The USN has already tested the ship-to-ship missile transfer concept in port, onboard the Arleigh Burke-class destroyer USS Spruance in San Diego in October 2022.

However, the operational requirement for the capability is accelerating. For example, since Yemen-based Ansar Allah (Houthi) rebels began, in November 2023, launching ballistic and cruise missiles, and uncrewed air and surface systems against commercial and naval ships sailing in the Red Sea and Gulf of Aden, five USN Arleigh Burke-class destroyers have fired missiles and other ordnance to shoot down these inbound threats. These destroyers were US Ships Carney, Gravely, Thomas Hudner, Laboon, and Mason, SecNav noted.

SNA 24: SecNav Pushes Towards TRAM Trials in 2024
USN Chief of Naval Operations Admiral Lisa Franchetti (second right) is pictured visiting the TRAM capability development team at Naval Surface Warfare Center Port Hueneme Division, California in December 2023. TRAM is the mechanism the USN is developing to enable missile re-loading at sea. (US Navy phoyo)

With the Houthi attacks continuing, and given the broader operational context of returning contest and conflict at sea, SecNav said “The near-term deterrent effect of fielding TRAM in the Fleet cannot be overstated.”

“This capability will herald nothing short of a revolution in naval surface warfare logistics,” SecNav continued.

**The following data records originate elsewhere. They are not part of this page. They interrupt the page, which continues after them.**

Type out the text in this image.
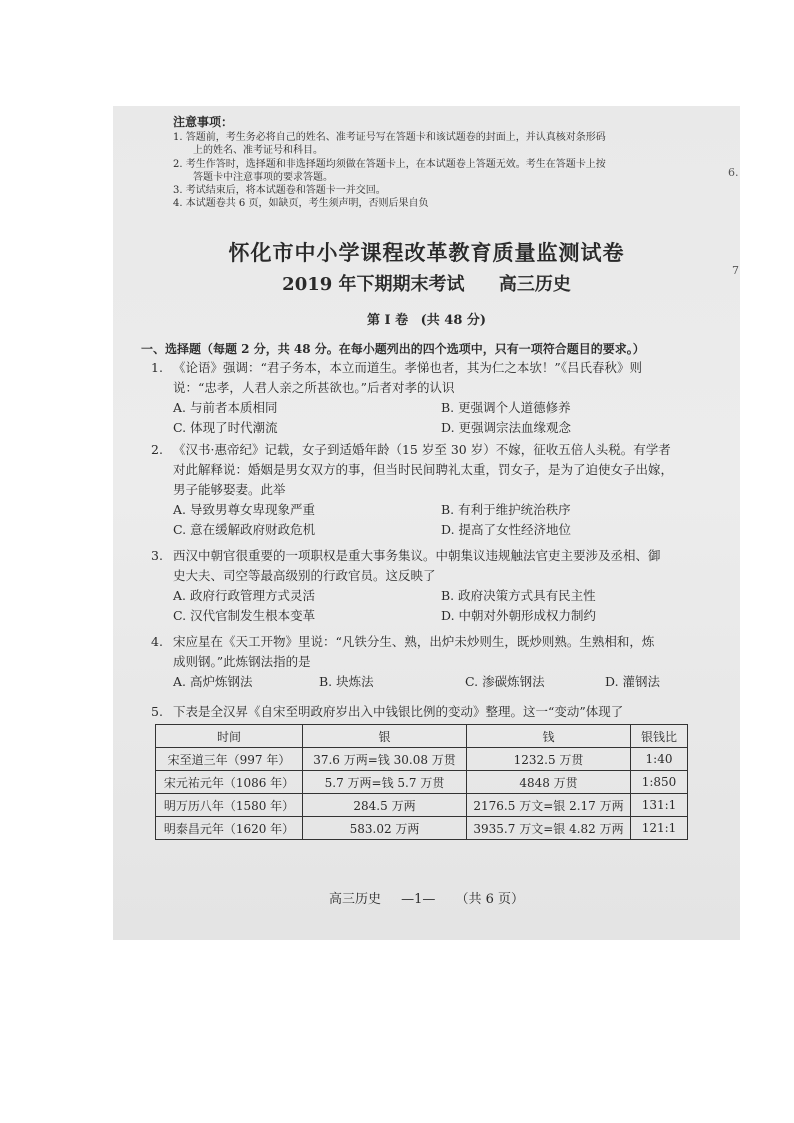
6.
7
注意事项：
1. 答题前，考生务必将自己的姓名、准考证号写在答题卡和该试题卷的封面上，并认真核对条形码
上的姓名、准考证号和科目。
2. 考生作答时，选择题和非选择题均须做在答题卡上，在本试题卷上答题无效。考生在答题卡上按
答题卡中注意事项的要求答题。
3. 考试结束后，将本试题卷和答题卡一并交回。
4. 本试题卷共 6 页，如缺页，考生须声明，否则后果自负
怀化市中小学课程改革教育质量监测试卷
2019 年下期期末考试 高三历史
第 I 卷 (共 48 分)
一、选择题（每题 2 分，共 48 分。在每小题列出的四个选项中，只有一项符合题目的要求。）
1. 《论语》强调：“君子务本，本立而道生。孝悌也者，其为仁之本欤！”《吕氏春秋》则
说：“忠孝，人君人亲之所甚欲也。”后者对孝的认识
A. 与前者本质相同	B. 更强调个人道德修养
C. 体现了时代潮流	D. 更强调宗法血缘观念
2. 《汉书·惠帝纪》记载，女子到适婚年龄（15 岁至 30 岁）不嫁，征收五倍人头税。有学者
对此解释说：婚姻是男女双方的事，但当时民间聘礼太重，罚女子，是为了迫使女子出嫁，
男子能够娶妻。此举
A. 导致男尊女卑现象严重	B. 有利于维护统治秩序
C. 意在缓解政府财政危机	D. 提高了女性经济地位
3. 西汉中朝官很重要的一项职权是重大事务集议。中朝集议违规触法官吏主要涉及丞相、御
史大夫、司空等最高级别的行政官员。这反映了
A. 政府行政管理方式灵活	B. 政府决策方式具有民主性
C. 汉代官制发生根本变革	D. 中朝对外朝形成权力制约
4. 宋应星在《天工开物》里说：“凡铁分生、熟，出炉未炒则生，既炒则熟。生熟相和，炼
成则钢。”此炼钢法指的是
A. 高炉炼钢法	B. 块炼法	C. 渗碳炼钢法	D. 灌钢法
5. 下表是全汉昇《自宋至明政府岁出入中钱银比例的变动》整理。这一“变动”体现了
时间	银	钱	银钱比
宋至道三年（997 年）	37.6 万两=钱 30.08 万贯	1232.5 万贯	1:40
宋元祐元年（1086 年）	5.7 万两=钱 5.7 万贯	4848 万贯	1:850
明万历八年（1580 年）	284.5 万两	2176.5 万文=银 2.17 万两	131:1
明泰昌元年（1620 年）	583.02 万两	3935.7 万文=银 4.82 万两	121:1
高三历史 —1— （共 6 页）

The at-sea re-arming option provided by TRAM is “a game changing [capability] that will be operational within two to three years, and will make our surface navy more formidable, serving as a powerful maritime deterrent”, he said.

The importance of the capability was demonstrated by the fact that new USN Chief of Naval Operations (CNO) Admiral Lisa Franchetti visited the TRAM team at Port Hueneme in December 2023, during her first few weeks in post. “[CNO] came back impressed by both the system and the progress the team has made,” said SecNav.

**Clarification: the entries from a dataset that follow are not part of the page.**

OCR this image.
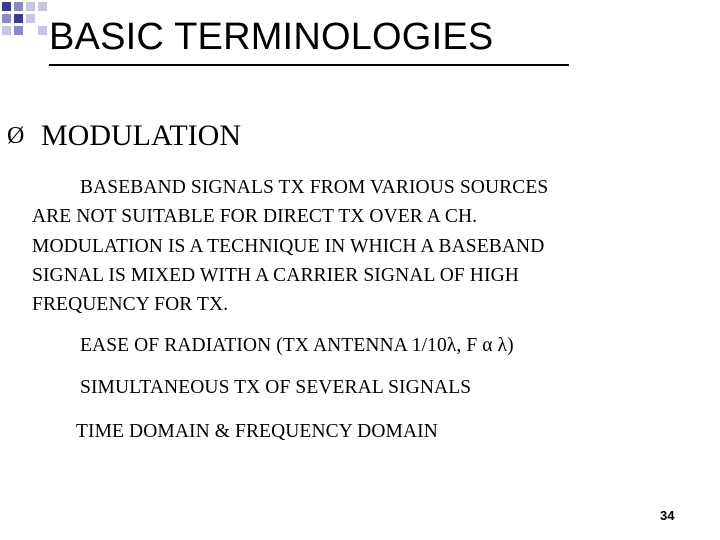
BASIC TERMINOLOGIES
Ø MODULATION
BASEBAND SIGNALS TX FROM VARIOUS SOURCES
ARE NOT SUITABLE FOR DIRECT TX OVER A CH.
MODULATION IS A TECHNIQUE IN WHICH A BASEBAND
SIGNAL IS MIXED WITH A CARRIER SIGNAL OF HIGH
FREQUENCY FOR TX.
EASE OF RADIATION (TX ANTENNA 1/10λ, F α λ)
SIMULTANEOUS TX OF SEVERAL SIGNALS
TIME DOMAIN & FREQUENCY DOMAIN
34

TRAM is being designed to enable the at-sea loading of missile canisters into surface ship vertical launching system (VLS) cells in up to Sea State 5. It is designed to do so using existing USN underway replenishment ships.

As well as enabling USN ships to add firepower capacity at sea without having to transit over distance to reach port, TRAM provides an option to deliver firepower should access to ports be denied in crisis or conflict, for example.

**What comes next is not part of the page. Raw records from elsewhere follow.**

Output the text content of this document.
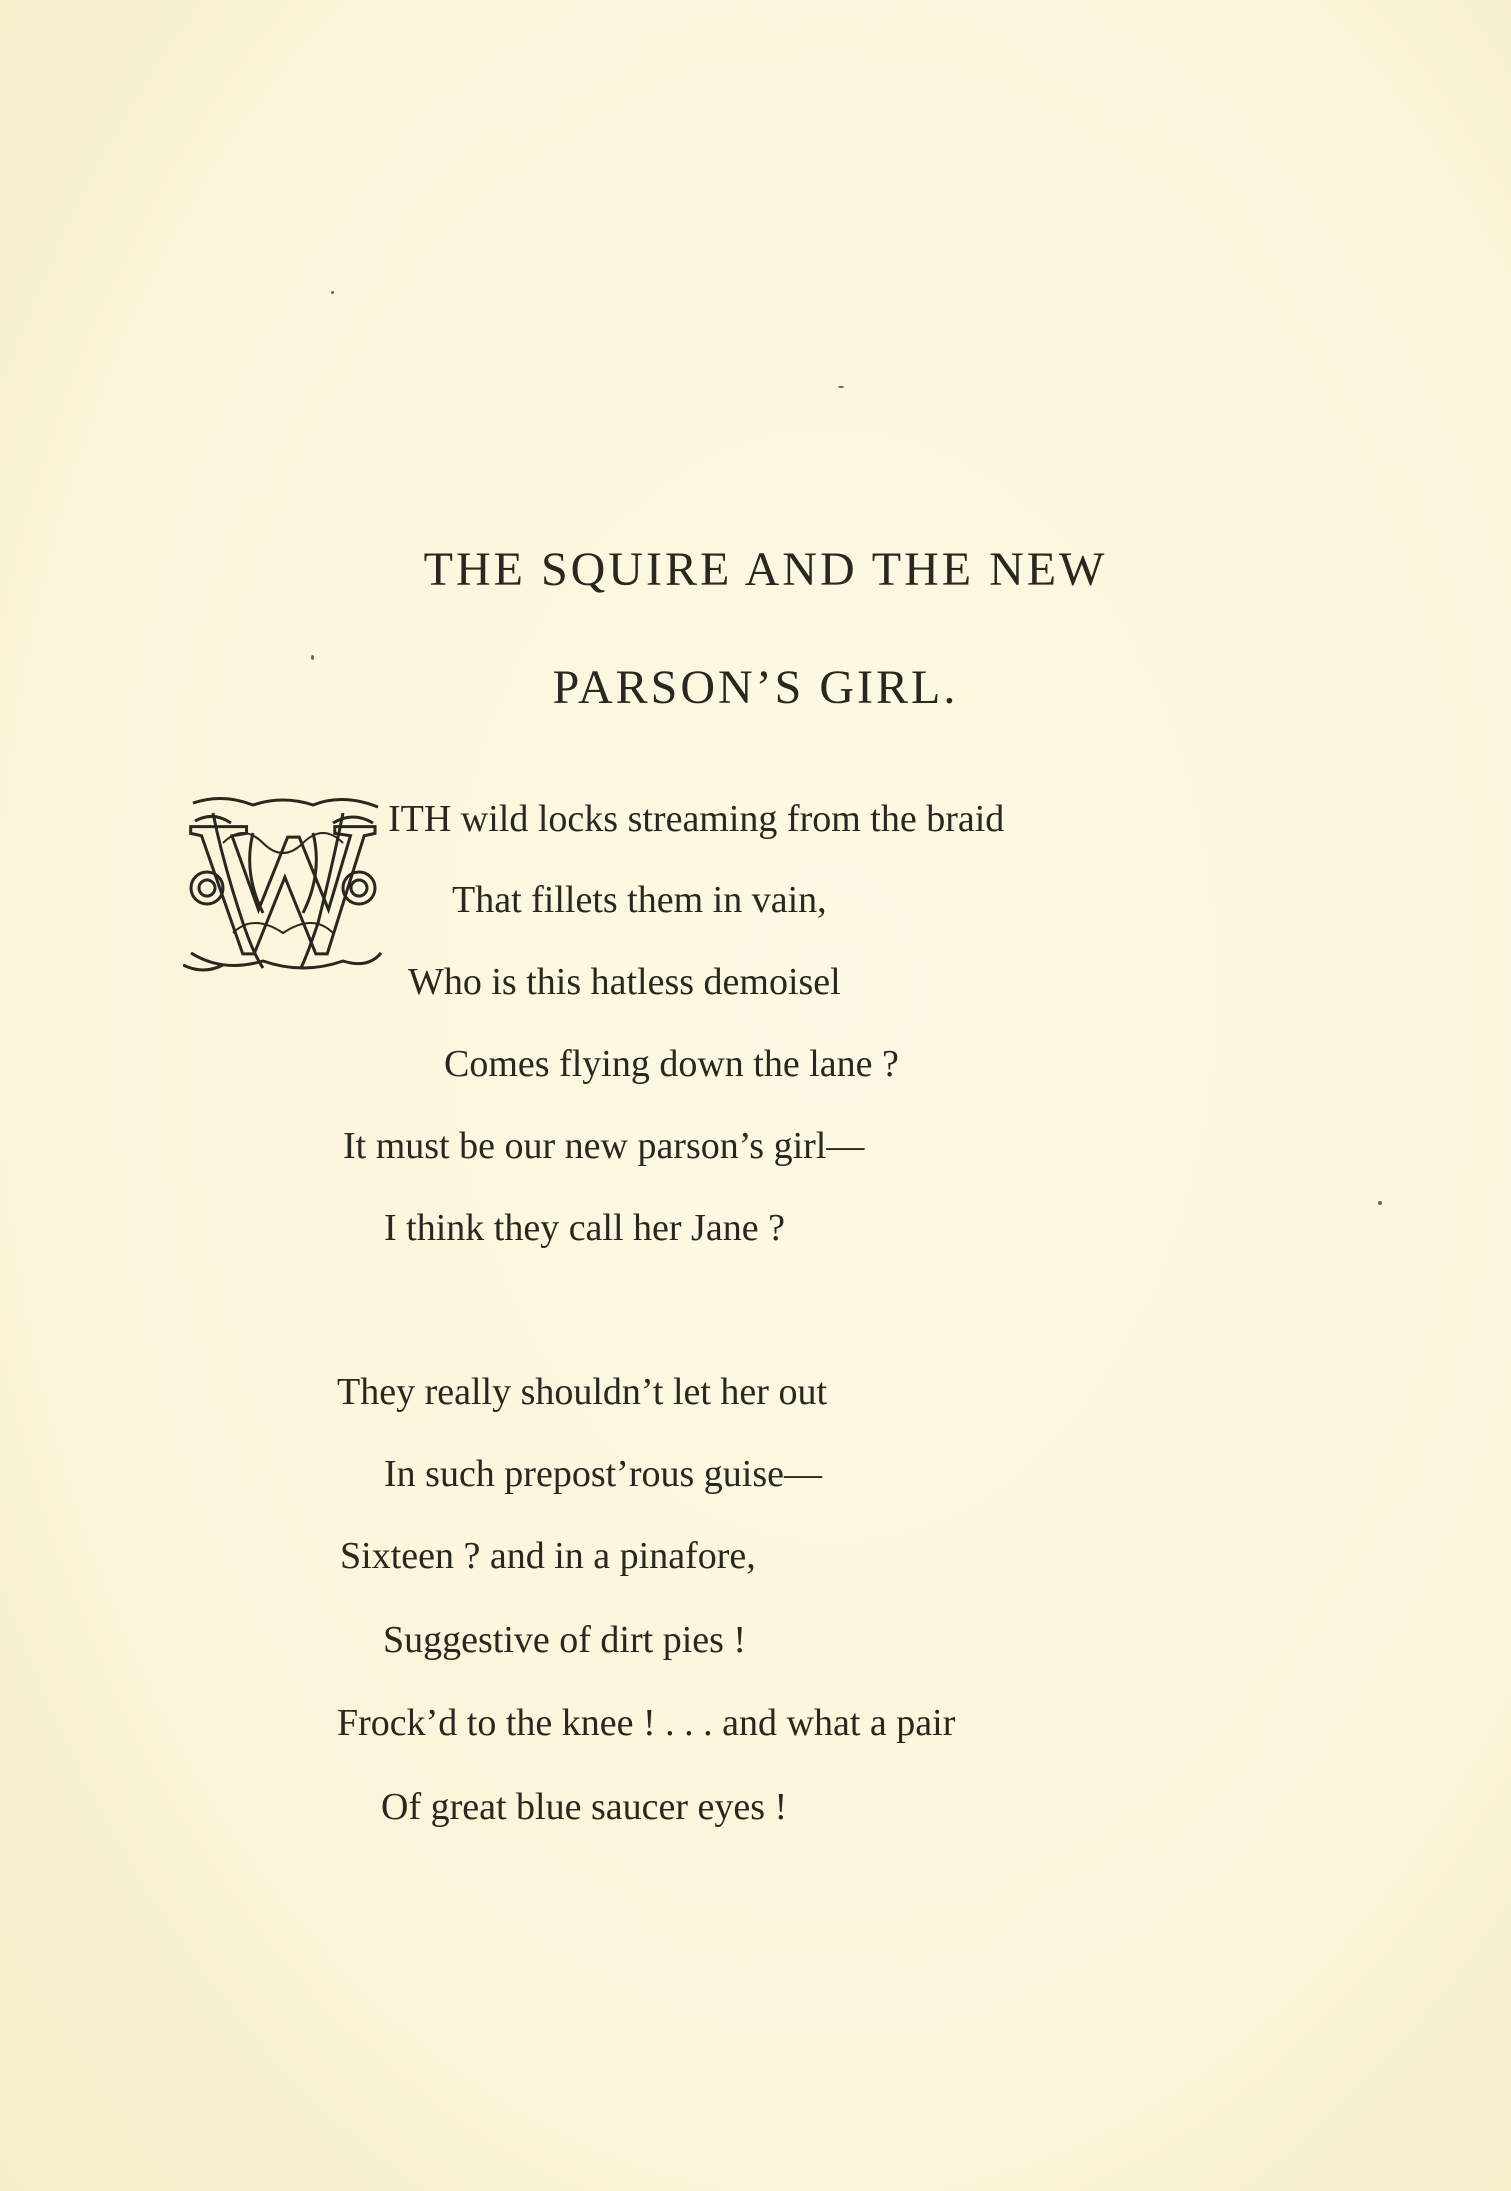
THE SQUIRE AND THE NEW
PARSON’S GIRL.
W ITH wild locks streaming from the braid
That fillets them in vain,
Who is this hatless demoisel
Comes flying down the lane ?
It must be our new parson’s girl—
I think they call her Jane ?
They really shouldn’t let her out
In such prepost’rous guise—
Sixteen ? and in a pinafore,
Suggestive of dirt pies !
Frock’d to the knee ! . . . and what a pair
Of great blue saucer eyes !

A second-order effect of the development of the TRAM capability is missile capacity. “As TRAM delivers an at-sea missile re-load capability for the Fleet, we look forward to working with industry to improve our missile supply through efforts like the Naval Modular Missile [NMM] programme,” said SecNav. This programme is focused on component commonality across the USN’s missile family, to increase efficiency and resilience in manufacturing, he added.

The development of programmes like TRAM and NMM are the kinds of innovations industry needs to be thinking about, SecNav challenged. “As we stand at the crossroads of strategic competition, innovation is no longer a luxury: it’s a necessity. Innovation is key to unlocking our potential and maintaining our competitive edge,” he said, adding that industry needs to provide solutions “that can fix problems we face not 10 years from now, [but] that we face today.”

“This issue about re-arming our destroyers in the Red Sea today is far more relevant, I assure you, than it was a year ago when we first started thinking about this,” SecNav concluded.